Word of mouth recommendations are eBay’s biggest source of new business, so Iannone puts a premium on engaging the site’s most ardent users. In August, he held the first in-person “eBay Open” event since the pandemic, gathering thousands of its biggest US sellers in Las Vegas for two days of workshops.
The sellers entered through a “clapping tunnel” of applauding eBay staff, with Iannone at the end, offering high fives and selfies. (“We all know that we have jobs because of them,” he explains.) The agenda included several feedback sessions, in which eBay’s most active users were invited to tell the company what it could improve.
Iannone says his own conversations with eBay users have prompted changes, such as raising the limit on the number of photographs featured in each handbag listing, and alerts that advise sellers when a buyer is loyal enough to merit a special offer or a personalized note.

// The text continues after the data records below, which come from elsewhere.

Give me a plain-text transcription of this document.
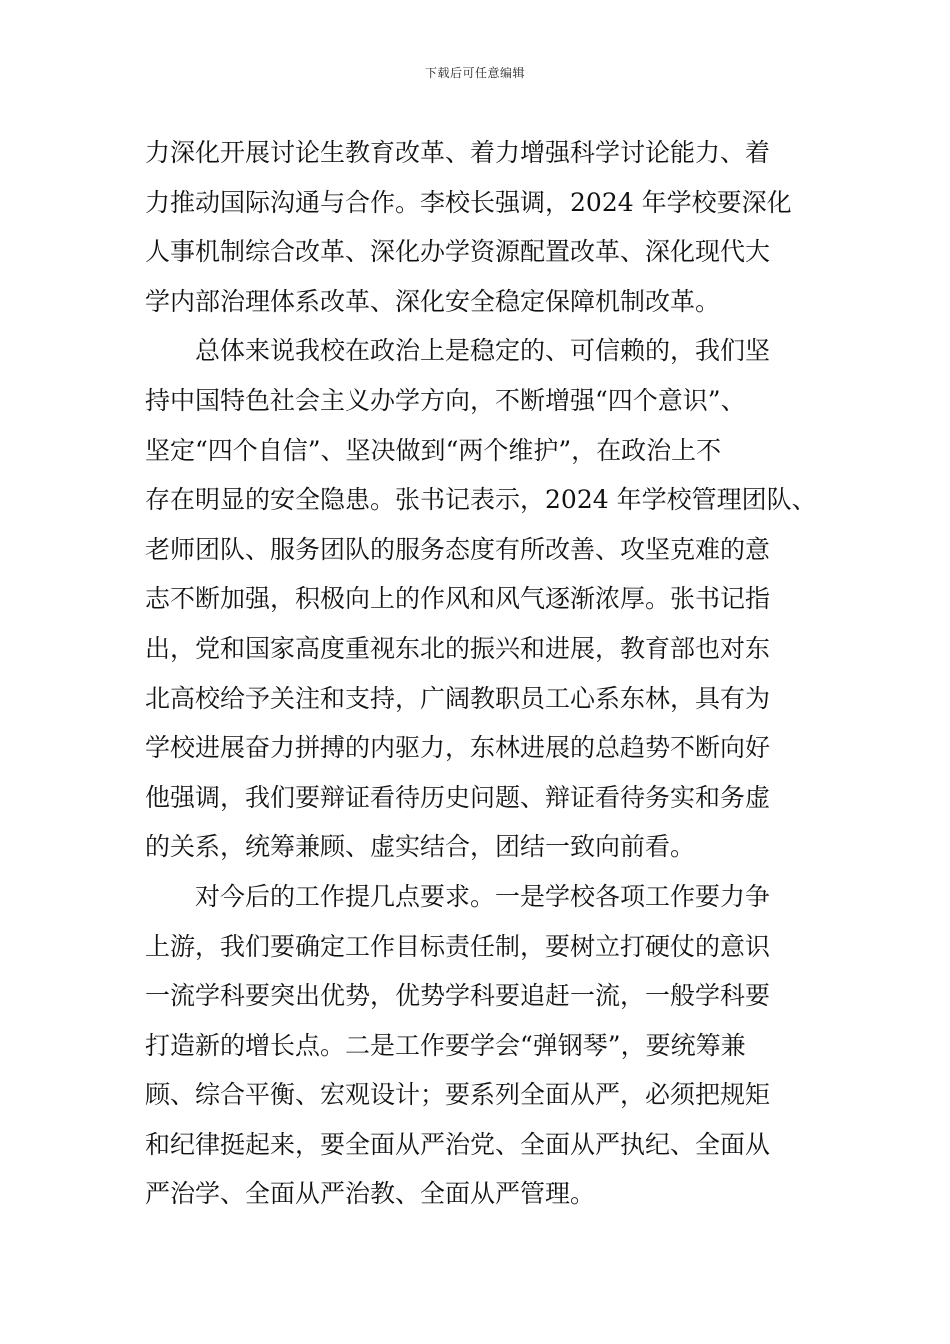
下载后可任意编辑
力深化开展讨论生教育改革、着力增强科学讨论能力、着
力推动国际沟通与合作。李校长强调，2024 年学校要深化
人事机制综合改革、深化办学资源配置改革、深化现代大
学内部治理体系改革、深化安全稳定保障机制改革。
总体来说我校在政治上是稳定的、可信赖的，我们坚
持中国特色社会主义办学方向，不断增强“四个意识”、
坚定“四个自信”、坚决做到“两个维护”，在政治上不
存在明显的安全隐患。张书记表示，2024 年学校管理团队、
老师团队、服务团队的服务态度有所改善、攻坚克难的意
志不断加强，积极向上的作风和风气逐渐浓厚。张书记指
出，党和国家高度重视东北的振兴和进展，教育部也对东
北高校给予关注和支持，广阔教职员工心系东林，具有为
学校进展奋力拼搏的内驱力，东林进展的总趋势不断向好
他强调，我们要辩证看待历史问题、辩证看待务实和务虚
的关系，统筹兼顾、虚实结合，团结一致向前看。
对今后的工作提几点要求。一是学校各项工作要力争
上游，我们要确定工作目标责任制，要树立打硬仗的意识
一流学科要突出优势，优势学科要追赶一流，一般学科要
打造新的增长点。二是工作要学会“弹钢琴”，要统筹兼
顾、综合平衡、宏观设计；要系列全面从严，必须把规矩
和纪律挺起来，要全面从严治党、全面从严执纪、全面从
严治学、全面从严治教、全面从严管理。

“When the CEO is talking to sellers and buyers all the time, and then the whole organization starts doing that, you can massively improve the pace of innovation,” he says. For the same reason, he encourages staff to buy and sell on the site regularly. His own recent purchases include a pair of refurbished headphones for his daughter. (“She gets a two-year warranty. A new product comes with, like, 90 days or a year,” he raves.)
The CEO as AI role model
Iannone’s AI agenda extends to commissioning AI-written “walk-on music” for his appearance at the eBay Open event, themed to its latest marketing campaign. For the company’s AI week and another recent gathering of senior managers, he went one step further, using an AI video generator to create a three-minute film of his vision for the company’s future.
“I built that with one other person over a couple of days,” he says. To have done something similar in the past, “I would have gone to an agency, written a creative brief, probably spent hundreds of thousands, if not a million dollars, to shoot all that creative, etc. And me and one other person were able to put that together, and people were blown away by it.”
But that was a few months ago, and the tool he made the video with has since been surpassed by Google’s Veo 3, he reflects. “The leading edge is changing all the time.”